The same guy said every cigarette represents eight minutes off your life — so you whipped out a pen and did the math. You don’t remember this?
Vaguely …
Twenty cigarettes to a pack, so approximately three hours per pack. That’s eight packs to a 24-hour day; so, essentially, for every week that you smoke a pack a day, you’re chopping one day off the back-end of your life expectancy. And, need I remind you, those are not your most attractive or productive years.
So — what?
What d’you mean, “what?” If you start smoking again at sixty — not now, I’m not advocating now — but at sixty, and you expect to live to eighty (which could easily improve, since this is the future, and science may have addressed all kinds of shit), just do the math: fifty-two weeks a year, so you’re lopping-off fifty-two days for every year that you smoke a pack a day.
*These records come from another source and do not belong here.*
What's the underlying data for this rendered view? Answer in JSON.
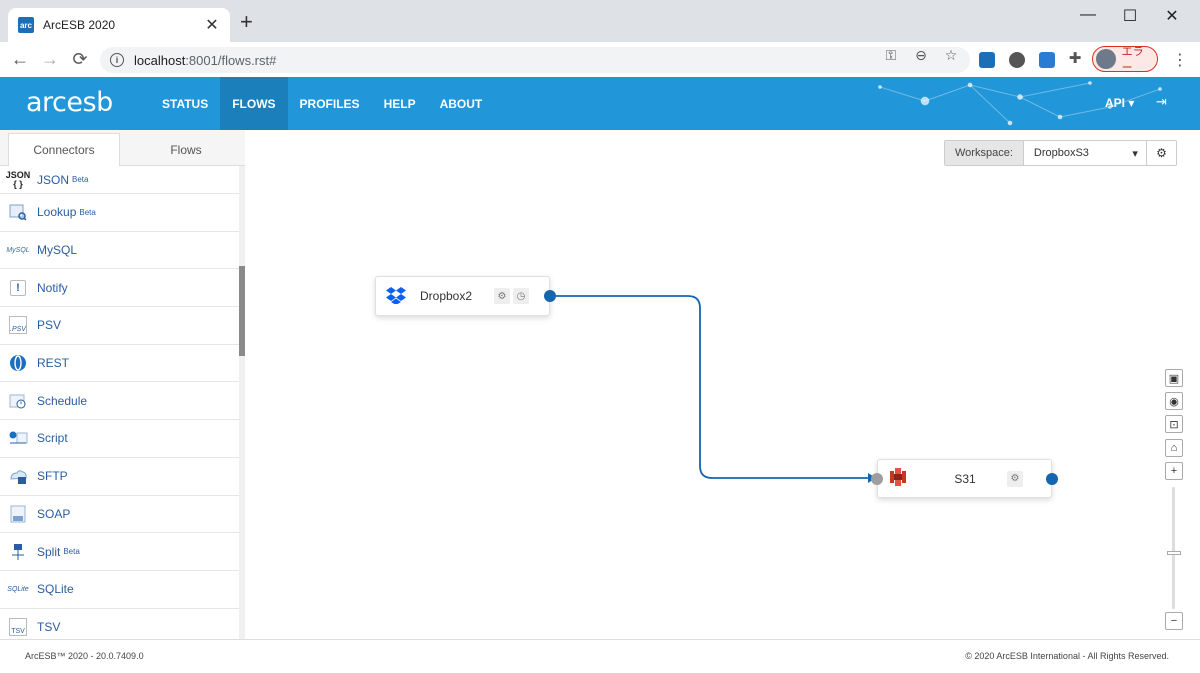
{
  "browser": {
    "tab_title": "ArcESB 2020",
    "favicon_text": "arc",
    "url_host": "localhost",
    "url_rest": ":8001/flows.rst#",
    "profile_label": "エラー"
  },
  "header": {
    "brand": "arcesb",
    "nav": [
      "STATUS",
      "FLOWS",
      "PROFILES",
      "HELP",
      "ABOUT"
    ],
    "active_nav": "FLOWS",
    "api_label": "API",
    "colors": {
      "header_bg": "#2196d8",
      "active_nav_bg": "#1b7fbc"
    }
  },
  "sidebar": {
    "tabs": [
      "Connectors",
      "Flows"
    ],
    "active_tab": "Connectors",
    "connectors": [
      {
        "label": "JSON",
        "badge": "Beta",
        "icon": "json-icon"
      },
      {
        "label": "Lookup",
        "badge": "Beta",
        "icon": "lookup-icon"
      },
      {
        "label": "MySQL",
        "badge": "",
        "icon": "mysql-icon"
      },
      {
        "label": "Notify",
        "badge": "",
        "icon": "notify-icon"
      },
      {
        "label": "PSV",
        "badge": "",
        "icon": "psv-icon"
      },
      {
        "label": "REST",
        "badge": "",
        "icon": "rest-icon"
      },
      {
        "label": "Schedule",
        "badge": "",
        "icon": "schedule-icon"
      },
      {
        "label": "Script",
        "badge": "",
        "icon": "script-icon"
      },
      {
        "label": "SFTP",
        "badge": "",
        "icon": "sftp-icon"
      },
      {
        "label": "SOAP",
        "badge": "",
        "icon": "soap-icon"
      },
      {
        "label": "Split",
        "badge": "Beta",
        "icon": "split-icon"
      },
      {
        "label": "SQLite",
        "badge": "",
        "icon": "sqlite-icon"
      },
      {
        "label": "TSV",
        "badge": "",
        "icon": "tsv-icon"
      }
    ]
  },
  "workspace": {
    "label": "Workspace:",
    "value": "DropboxS3"
  },
  "flow": {
    "nodes": [
      {
        "label": "Dropbox2",
        "icon": "dropbox-icon"
      },
      {
        "label": "S31",
        "icon": "s3-icon"
      }
    ]
  },
  "footer": {
    "version": "ArcESB™ 2020 - 20.0.7409.0",
    "copyright": "© 2020 ArcESB International - All Rights Reserved."
  }
}
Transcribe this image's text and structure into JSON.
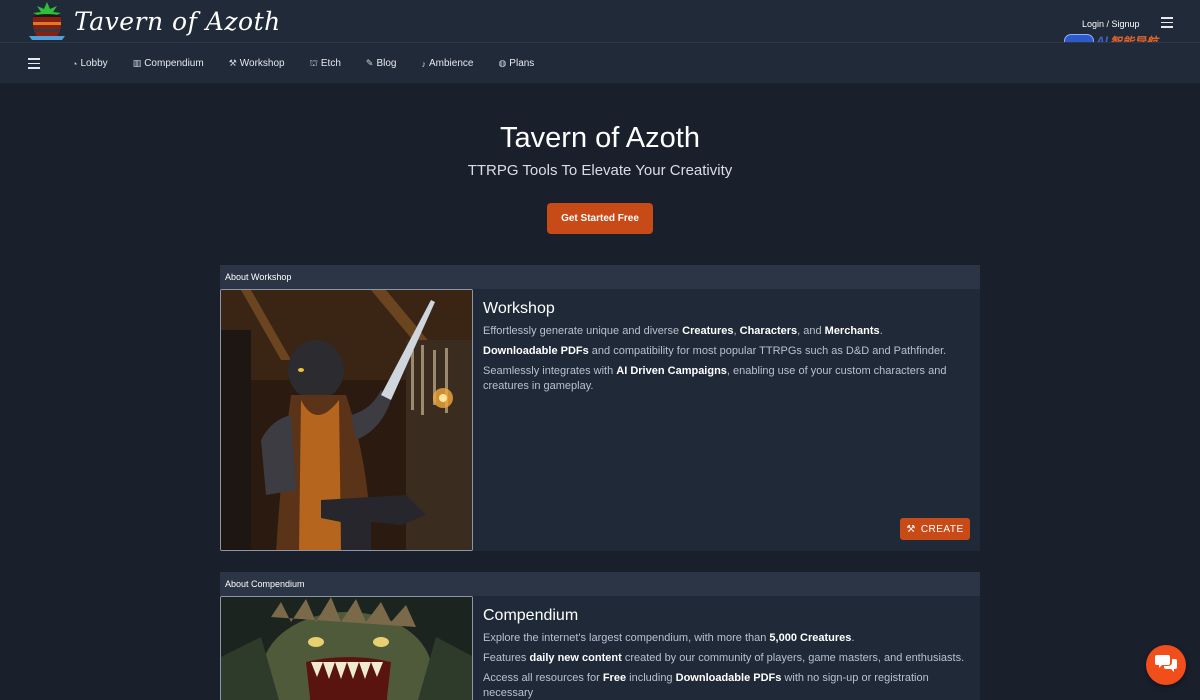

If you smoke a pack a day from your sixtieth birthday until your sixty-seventh? You will have reduced your life expectancy by one year, from eighty to seventy-nine. Seventy-nine! Are you honestly telling me there’s a difference between seventy-nine and eighty?
… nah, not buying it. Sorry.
Then what if she cheats on you.
Excuse me?
If she cheated on you? You, a cuckold.
Where did this come from?
I’m just saying: what if you came home one day and found her in bed with another man — maybe you’d smoke then?
Will it make any difference if I say no?
Just imagine: you were out for the afternoon — but you didn’t dress warmly enough, so you come home earlier than expected. The first thing you notice when you walk through the door is a strange coat draped over the chair. Hmm, you think, that’s a strange coat. Then you notice this sound –
Am I wearing all black, too?
– then you notice (don’t be a fucking smartass) a sound coming from the bedroom: a sound like someone’s in pain. You follow the noise to its source … and what do you find?!
I can’t possibly imagine.
Her! In bed! With ANOTHER MAN!!!
(Sigh.)
Tell me you don’t have a cigarette then!
What “other man?”
I don’t know — some other dude.
She doesn’t meet “dudes” — most nights we’re asleep by ten. So who’s this other man?
Uh … a neighbor?
Upstairs or down?
Shit, dude — does it make a difference?
Certainly, it makes a difference. Andy, who lives downstairs, is going bald. And Mitch, upstairs, has this strange white spot on his beard. It’s almost like, just that little patch of hair is albino. So, I mean, if she has to contend with either one of those two irregularities — while conducting an illicit affair right under my nose? — then, yes, I think it does matter which neighbor.
You’re not taking this seriously.
No, I’m not.
Even if she dies.
Even if she dies.
…
Don’t feel bad: those were all very compelling scenarios. Compelling and disturbing.
How about weed, then? Is weed off the table?